He
pasado un mes fuera y sólo llegar me encuentro a Juan por la calle. Me siento
tan cansado que estoy tentado de no saludarle y seguir mi camino hasta casa,
pero hace mucho que le perdí la pista y me apetece hablar con él. Nos damos la
mano y le pregunto cómo está. Muerto, me dice. Le digo que no será para tanto y
le propongo tomar algo en un bar cercano. Acepta sin energía. Venga, hombre,
una caña te repondrá. Apoyados en la barra, y tras pedir dos cervezas, le digo
que me cuente cómo le va la vida. Estoy muerto, repite, ¿no te lo he dicho
antes? Sí, vale, como quieras, yo también estoy muy cansado, pero —insisto— ¿cómo
te van las cosas? Hace mucho que no nos vemos y seguro que algo tienes que
contarme. Me mira con gesto alicaído y en un tono áspero vuelve a repetir:
Estoy muerto, ¿no te vale con eso? Muerto. Empiezo a pensar que a Juan le pasa
algo. Quizá esté deprimido (tiene todo el aspecto), o puede que lo hayan
despedido, que esté enfermo, que su mujer le haya abandonado... Trato de
quitarle hierro al asunto: Muy muerto no debes de estar si te tengo a mi lado
bebiendo una cerveza. Juan se levanta la manga del brazo izquierdo, lo alarga
hasta mí y me dice: Tómame el pulso, a ver si te convences de una vez. Le sigo
la corriente y cojo su muñeca buscando torpemente las venas (¿o son arterias?)
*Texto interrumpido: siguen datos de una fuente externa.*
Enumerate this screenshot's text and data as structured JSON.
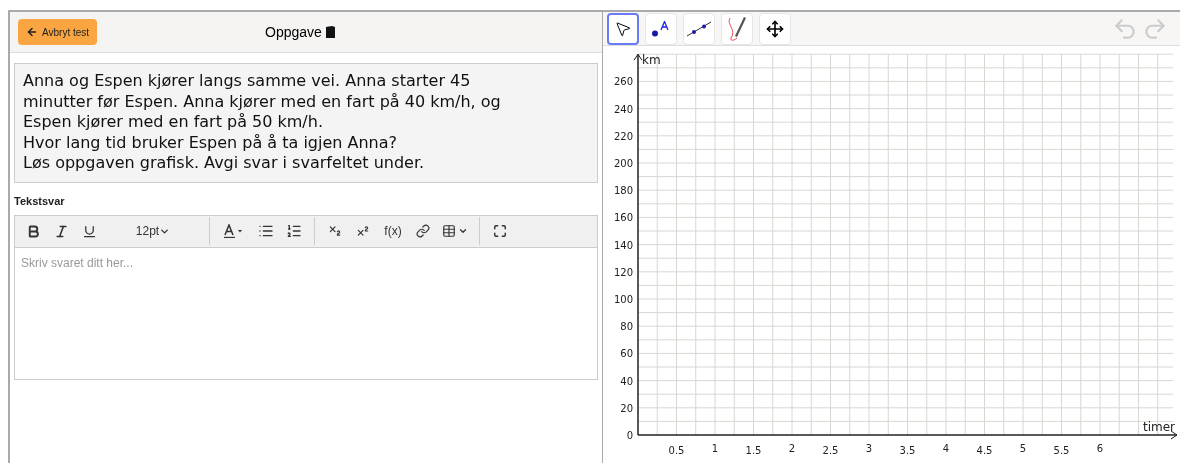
{
  "header": {
    "back_button": "Avbryt test",
    "title": "Oppgave"
  },
  "problem": {
    "paragraphs": [
      "Anna og Espen kjører langs samme vei. Anna starter 45 minutter før Espen. Anna kjører med en fart på 40 km/h, og Espen kjører med en fart på 50 km/h.",
      "Hvor lang tid bruker Espen på å ta igjen Anna?",
      "Løs oppgaven grafisk. Avgi svar i svarfeltet under."
    ]
  },
  "answer": {
    "label": "Tekstsvar",
    "placeholder": "Skriv svaret ditt her...",
    "toolbar": [
      {
        "kind": "bold"
      },
      {
        "kind": "italic"
      },
      {
        "kind": "underline"
      },
      {
        "kind": "size",
        "label": "12pt"
      },
      {
        "kind": "separator"
      },
      {
        "kind": "color"
      },
      {
        "kind": "bullets"
      },
      {
        "kind": "numbered"
      },
      {
        "kind": "separator"
      },
      {
        "kind": "subscript"
      },
      {
        "kind": "superscript"
      },
      {
        "kind": "formula",
        "label": "f(x)"
      },
      {
        "kind": "link"
      },
      {
        "kind": "table"
      },
      {
        "kind": "separator"
      },
      {
        "kind": "fullscreen"
      }
    ]
  },
  "graph": {
    "tools": [
      {
        "kind": "pointer",
        "selected": true
      },
      {
        "kind": "point",
        "selected": false
      },
      {
        "kind": "line",
        "selected": false
      },
      {
        "kind": "pen",
        "selected": false
      },
      {
        "kind": "move",
        "selected": false
      }
    ],
    "history": [
      {
        "kind": "undo",
        "disabled": true
      },
      {
        "kind": "redo",
        "disabled": true
      }
    ],
    "chart_data": {
      "type": "line",
      "grid": true,
      "xlabel": "timer",
      "ylabel": "km",
      "xlim": [
        0,
        7
      ],
      "ylim": [
        0,
        280
      ],
      "xticks": [
        0.5,
        1,
        1.5,
        2,
        2.5,
        3,
        3.5,
        4,
        4.5,
        5,
        5.5,
        6
      ],
      "yticks": [
        0,
        20,
        40,
        60,
        80,
        100,
        120,
        140,
        160,
        180,
        200,
        220,
        240,
        260
      ]
    }
  }
}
donde comprobar sus pulsaciones. No noto nada. Debo estar haciéndolo mal. Lo
intento de nuevo. Juan me observa con una mezcla de apatía y fastidio. Pruebo
otra vez. Nada. ¿Lo ves?, muerto, no hay más. Empiezo a inquietarme. Y no
porque Juan esté muerto (es evidente que eso es imposible), sino porque lo que
he tomado por abatimiento o depresión puede ser en realidad una crisis
psicótica. Ya sé que decir que eso en Juan me extraña es una tontería (nadie es
inmune), pero siempre ha sido un tipo muy equilibrado. ¿Te convences?, vuelve a
preguntarme, cuando te decía que estoy muerto es que estoy muerto; no es una
forma de hablar. Por tu cara intuyo que no crees una sola palabra de lo que te
estoy diciendo. Cómo quieres que te crea, lo que pasa es que no sé encontrar
tus latidos y ya está. Juan llama al camarero y con absoluta tranquilidad le
pide que le tome el pulso. Yo miro al camarero y con una sonrisa forzada le digo
que no haga caso a mi amigo, que es una broma. Pero este, en lugar de
reaccionar con escándalo a su insensata petición, hace lo que Juan le ha
requerido. Y como si estuviera habituado a dar esa respuesta, dice
cansinamente: No hay pulso. Antes de que pueda reaccionar, Juan coge mi mano y
la coloca sobre la muñeca del camarero, quien se deja hacer. Tampoco noto nada.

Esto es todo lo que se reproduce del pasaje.